Van ernstiger aard waren de tegenstellingen tussen de rijk geworden en de minder bemiddelde leden van hetzelfde gild. De oude families maakten zich van de stadsregering meester, zij vormden een soort van patriciërsstand, uit hun midden werd de stedelijke raad gekozen, terwijl de minder voorspoedige gildebroeders verstoken waren van het kiesrecht. In de loop van de veertiende en de vijftiende eeuw is een hevige strijd om het bezit van het kiesrecht gevoerd, een strijd die vaak geëindigd is met de overwinning van de democratische elementen. In deze staatkundige botsingen slopen allengs maatschappelijke factoren binnen, naarmate de klassensplitsing die met de ontwikkeling der persoonlijke belangen hand aan hand ging, de bevolking der steden in bezittenden en niet-bezittenden verdeelde. Alle reglementen van de gilden konden het ontstaan van scherpe maatschappelijke tegenstellingen niet verhinderen.
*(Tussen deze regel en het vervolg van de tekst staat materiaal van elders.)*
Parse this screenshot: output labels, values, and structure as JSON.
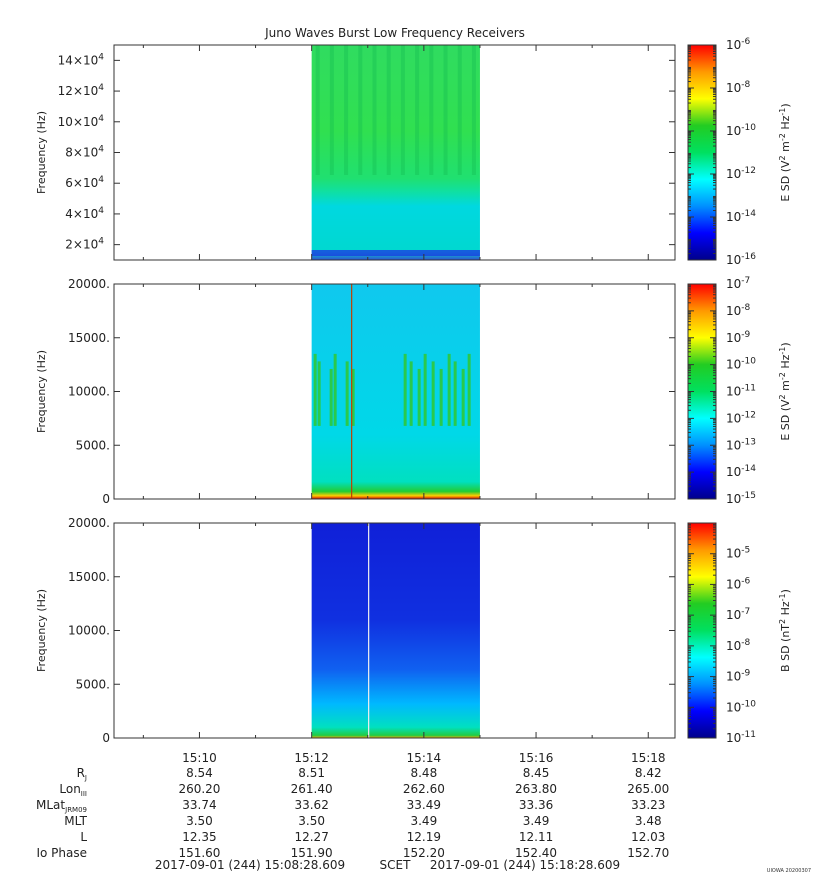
{
  "title": "Juno Waves Burst Low Frequency Receivers",
  "stamp": "UIOWA 20200307",
  "colors": {
    "background": "#ffffff",
    "axis": "#333333",
    "colormap": [
      "#00008b",
      "#0000ff",
      "#0090ff",
      "#00ffff",
      "#00e060",
      "#22cc22",
      "#ffff00",
      "#ff9900",
      "#ff0000"
    ]
  },
  "chart_data": [
    {
      "type": "heatmap",
      "panel": "top",
      "ylabel": "Frequency (Hz)",
      "ylim": [
        10000,
        150000
      ],
      "yticks": [
        {
          "value": 20000,
          "mant": "2×10",
          "exp": "4"
        },
        {
          "value": 40000,
          "mant": "4×10",
          "exp": "4"
        },
        {
          "value": 60000,
          "mant": "6×10",
          "exp": "4"
        },
        {
          "value": 80000,
          "mant": "8×10",
          "exp": "4"
        },
        {
          "value": 100000,
          "mant": "10×10",
          "exp": "4"
        },
        {
          "value": 120000,
          "mant": "12×10",
          "exp": "4"
        },
        {
          "value": 140000,
          "mant": "14×10",
          "exp": "4"
        }
      ],
      "data_time_range": [
        "15:12",
        "15:15"
      ],
      "colorbar": {
        "label_parts": [
          "E SD (V",
          "2",
          " m",
          "-2",
          " Hz",
          "-1",
          ")"
        ],
        "scale": "log",
        "range_exp": [
          -16,
          -6
        ],
        "ticks": [
          {
            "base": "10",
            "exp": "-6"
          },
          {
            "base": "10",
            "exp": "-8"
          },
          {
            "base": "10",
            "exp": "-10"
          },
          {
            "base": "10",
            "exp": "-12"
          },
          {
            "base": "10",
            "exp": "-14"
          },
          {
            "base": "10",
            "exp": "-16"
          }
        ]
      }
    },
    {
      "type": "heatmap",
      "panel": "middle",
      "ylabel": "Frequency (Hz)",
      "ylim": [
        0,
        20000
      ],
      "yticks": [
        {
          "value": 0,
          "label": "0"
        },
        {
          "value": 5000,
          "label": "5000."
        },
        {
          "value": 10000,
          "label": "10000."
        },
        {
          "value": 15000,
          "label": "15000."
        },
        {
          "value": 20000,
          "label": "20000."
        }
      ],
      "data_time_range": [
        "15:12",
        "15:15"
      ],
      "colorbar": {
        "label_parts": [
          "E SD (V",
          "2",
          " m",
          "-2",
          " Hz",
          "-1",
          ")"
        ],
        "scale": "log",
        "range_exp": [
          -15,
          -7
        ],
        "ticks": [
          {
            "base": "10",
            "exp": "-7"
          },
          {
            "base": "10",
            "exp": "-8"
          },
          {
            "base": "10",
            "exp": "-9"
          },
          {
            "base": "10",
            "exp": "-10"
          },
          {
            "base": "10",
            "exp": "-11"
          },
          {
            "base": "10",
            "exp": "-12"
          },
          {
            "base": "10",
            "exp": "-13"
          },
          {
            "base": "10",
            "exp": "-14"
          },
          {
            "base": "10",
            "exp": "-15"
          }
        ]
      }
    },
    {
      "type": "heatmap",
      "panel": "bottom",
      "ylabel": "Frequency (Hz)",
      "ylim": [
        0,
        20000
      ],
      "yticks": [
        {
          "value": 0,
          "label": "0"
        },
        {
          "value": 5000,
          "label": "5000."
        },
        {
          "value": 10000,
          "label": "10000."
        },
        {
          "value": 15000,
          "label": "15000."
        },
        {
          "value": 20000,
          "label": "20000."
        }
      ],
      "data_time_range": [
        "15:12",
        "15:15"
      ],
      "colorbar": {
        "label_parts": [
          "B SD (nT",
          "2",
          " Hz",
          "-1",
          ")"
        ],
        "scale": "log",
        "range_exp": [
          -11,
          -4
        ],
        "ticks": [
          {
            "base": "10",
            "exp": "-5"
          },
          {
            "base": "10",
            "exp": "-6"
          },
          {
            "base": "10",
            "exp": "-7"
          },
          {
            "base": "10",
            "exp": "-8"
          },
          {
            "base": "10",
            "exp": "-9"
          },
          {
            "base": "10",
            "exp": "-10"
          },
          {
            "base": "10",
            "exp": "-11"
          }
        ]
      }
    }
  ],
  "time_axis": {
    "range": [
      "15:08:28.609",
      "15:18:28.609"
    ],
    "ticks": [
      "15:10",
      "15:12",
      "15:14",
      "15:16",
      "15:18"
    ],
    "ephemeris": [
      {
        "label": "R",
        "sub": "J",
        "values": [
          "8.54",
          "8.51",
          "8.48",
          "8.45",
          "8.42"
        ]
      },
      {
        "label": "Lon",
        "sub": "III",
        "values": [
          "260.20",
          "261.40",
          "262.60",
          "263.80",
          "265.00"
        ]
      },
      {
        "label": "MLat",
        "sub": "JRM09",
        "values": [
          "33.74",
          "33.62",
          "33.49",
          "33.36",
          "33.23"
        ]
      },
      {
        "label": "MLT",
        "sub": "",
        "values": [
          "3.50",
          "3.50",
          "3.49",
          "3.49",
          "3.48"
        ]
      },
      {
        "label": "L",
        "sub": "",
        "values": [
          "12.35",
          "12.27",
          "12.19",
          "12.11",
          "12.03"
        ]
      },
      {
        "label": "Io Phase",
        "sub": "",
        "values": [
          "151.60",
          "151.90",
          "152.20",
          "152.40",
          "152.70"
        ]
      }
    ],
    "footer": {
      "start": "2017-09-01 (244) 15:08:28.609",
      "mid": "SCET",
      "end": "2017-09-01 (244) 15:18:28.609"
    }
  }
}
Sinds den aanvang van de boerenoorlogen in de veertiende eeuw, nemen wij overal waar dat de behoeftige lagen van de stedelijke bevolking de bondgenoten van de strijdende boeren waren en men kan naar waarheid zeggen dat de boerenoorlogen slechts de algemene naam geweest zijn van het gewapend verzet van de arbeidersklasse van die dagen. Men heeft ze boerenoorlogen genoemd, omdat de bevolking van het platte land het voornaamste contigent voor de opstand geleverd heeft. Wij zullen later zien dat eisen van maatschappelijke hervorming en van toepassing van het communisme daarbij een belangrijke rol hebben gespeeld. Die eisen hebben een theologische vorm aangenomen, omdat de maatschappelijke theorie door theologen verkondigd werd en zij gelijktijdig met de Hervormingsbeweging tegen de Kerk gericht waren.